In a demo Friday, September 2, the last day of the presidential petition, Soweto took the Supreme Court’s seven-judge bench through some of the forms on the public portal, as she sought to identify what she described as interference with the results in favour of Ruto.

“It was not a coincidence that the electronic voting system failed only in Raila’s strongholds as well as the postponed elections. This resulted to voter suppression and discouraged his supporters from voting,” said Soweto.

Soweto argued that there was deliberate mischief in altering the forms, especially in Raila Odinga’s strongholds, by the foreigners contracted to run the electronic voter identification system.

Rejecting defence counsel's assertions that PDF forms cannot be edited, Soweto said Carmago was responsible for hacking and tampering with the forms on the public portal.

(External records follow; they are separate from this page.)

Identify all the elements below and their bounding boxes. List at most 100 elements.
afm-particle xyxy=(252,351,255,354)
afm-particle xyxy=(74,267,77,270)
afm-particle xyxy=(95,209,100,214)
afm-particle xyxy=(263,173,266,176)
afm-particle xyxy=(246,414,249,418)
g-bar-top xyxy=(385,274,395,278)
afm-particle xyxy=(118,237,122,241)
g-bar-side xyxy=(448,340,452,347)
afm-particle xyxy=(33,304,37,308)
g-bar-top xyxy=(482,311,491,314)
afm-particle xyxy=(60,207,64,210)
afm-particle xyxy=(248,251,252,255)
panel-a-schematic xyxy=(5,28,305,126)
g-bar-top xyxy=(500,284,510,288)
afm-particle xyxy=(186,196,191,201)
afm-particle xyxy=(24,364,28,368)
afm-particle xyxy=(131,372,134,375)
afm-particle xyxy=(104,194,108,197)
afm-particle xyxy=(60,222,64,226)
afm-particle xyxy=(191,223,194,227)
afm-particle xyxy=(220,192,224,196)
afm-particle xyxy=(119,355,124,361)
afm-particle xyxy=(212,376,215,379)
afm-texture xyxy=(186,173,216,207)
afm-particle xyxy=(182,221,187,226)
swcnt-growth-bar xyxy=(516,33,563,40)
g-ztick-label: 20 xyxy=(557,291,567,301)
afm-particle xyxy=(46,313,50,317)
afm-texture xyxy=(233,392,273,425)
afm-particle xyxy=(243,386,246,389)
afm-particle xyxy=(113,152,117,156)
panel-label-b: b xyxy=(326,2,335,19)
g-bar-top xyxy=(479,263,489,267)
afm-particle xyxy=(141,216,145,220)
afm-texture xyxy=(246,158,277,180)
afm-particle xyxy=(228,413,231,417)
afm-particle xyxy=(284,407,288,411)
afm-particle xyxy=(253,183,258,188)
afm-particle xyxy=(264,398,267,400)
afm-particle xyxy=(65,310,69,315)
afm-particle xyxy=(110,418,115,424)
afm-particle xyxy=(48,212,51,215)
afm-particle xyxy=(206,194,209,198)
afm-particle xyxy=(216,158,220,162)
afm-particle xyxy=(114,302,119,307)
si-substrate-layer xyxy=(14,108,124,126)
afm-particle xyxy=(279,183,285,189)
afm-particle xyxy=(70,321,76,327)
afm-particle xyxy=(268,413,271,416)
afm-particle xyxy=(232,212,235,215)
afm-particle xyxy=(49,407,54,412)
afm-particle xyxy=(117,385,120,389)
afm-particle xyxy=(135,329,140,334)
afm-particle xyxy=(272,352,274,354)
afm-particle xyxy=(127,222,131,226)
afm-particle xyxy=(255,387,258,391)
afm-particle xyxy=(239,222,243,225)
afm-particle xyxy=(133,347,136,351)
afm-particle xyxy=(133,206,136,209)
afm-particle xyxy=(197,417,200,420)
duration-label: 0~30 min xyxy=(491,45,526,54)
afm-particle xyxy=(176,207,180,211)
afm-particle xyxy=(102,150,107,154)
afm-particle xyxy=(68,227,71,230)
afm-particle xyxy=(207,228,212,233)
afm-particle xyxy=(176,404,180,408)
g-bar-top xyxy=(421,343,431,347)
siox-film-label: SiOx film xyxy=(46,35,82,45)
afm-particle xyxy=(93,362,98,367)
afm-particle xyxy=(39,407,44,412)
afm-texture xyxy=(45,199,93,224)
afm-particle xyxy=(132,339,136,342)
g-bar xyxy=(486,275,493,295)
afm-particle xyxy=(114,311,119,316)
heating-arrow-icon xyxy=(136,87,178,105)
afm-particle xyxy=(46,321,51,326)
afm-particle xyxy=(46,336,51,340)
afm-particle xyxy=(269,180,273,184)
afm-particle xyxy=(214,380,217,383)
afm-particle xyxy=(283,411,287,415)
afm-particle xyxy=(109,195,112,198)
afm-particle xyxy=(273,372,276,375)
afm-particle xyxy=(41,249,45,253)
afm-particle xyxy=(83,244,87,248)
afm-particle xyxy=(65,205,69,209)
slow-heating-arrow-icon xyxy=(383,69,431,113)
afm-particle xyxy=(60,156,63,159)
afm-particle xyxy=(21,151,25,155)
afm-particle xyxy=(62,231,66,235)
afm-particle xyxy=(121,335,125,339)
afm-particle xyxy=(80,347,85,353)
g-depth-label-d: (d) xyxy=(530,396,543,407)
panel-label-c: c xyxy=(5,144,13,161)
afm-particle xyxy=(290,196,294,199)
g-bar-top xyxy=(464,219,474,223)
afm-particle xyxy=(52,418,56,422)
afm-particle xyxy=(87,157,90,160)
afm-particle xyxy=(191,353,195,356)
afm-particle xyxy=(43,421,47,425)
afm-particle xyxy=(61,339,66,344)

“We were told that the foreigners left, we were told that they didn’t access the server, then why is the name Jose Camargo appearing on a form on IEBC portal?... How can the same KIEMS kit transmit from two different locations; Mt. Elgon and Nyeri?… Because of time I cannot demonstrate the thousands of forms we have identified with the same issue,” submitted Soweto.

In a rejoinder, however, IEBC lawyer Mahat Somane said the forms had been overlayed when a presiding officer took the picture of the forms on an envelope bearing Carmago’s name.

“What Julie Soweto displayed in court with the name Jose Carmago was an overlay of Form 34A and not the original form. The document bearing the name of Jose Carmago is from the QR voters’ registers distributed to all polling stations,” said Somane.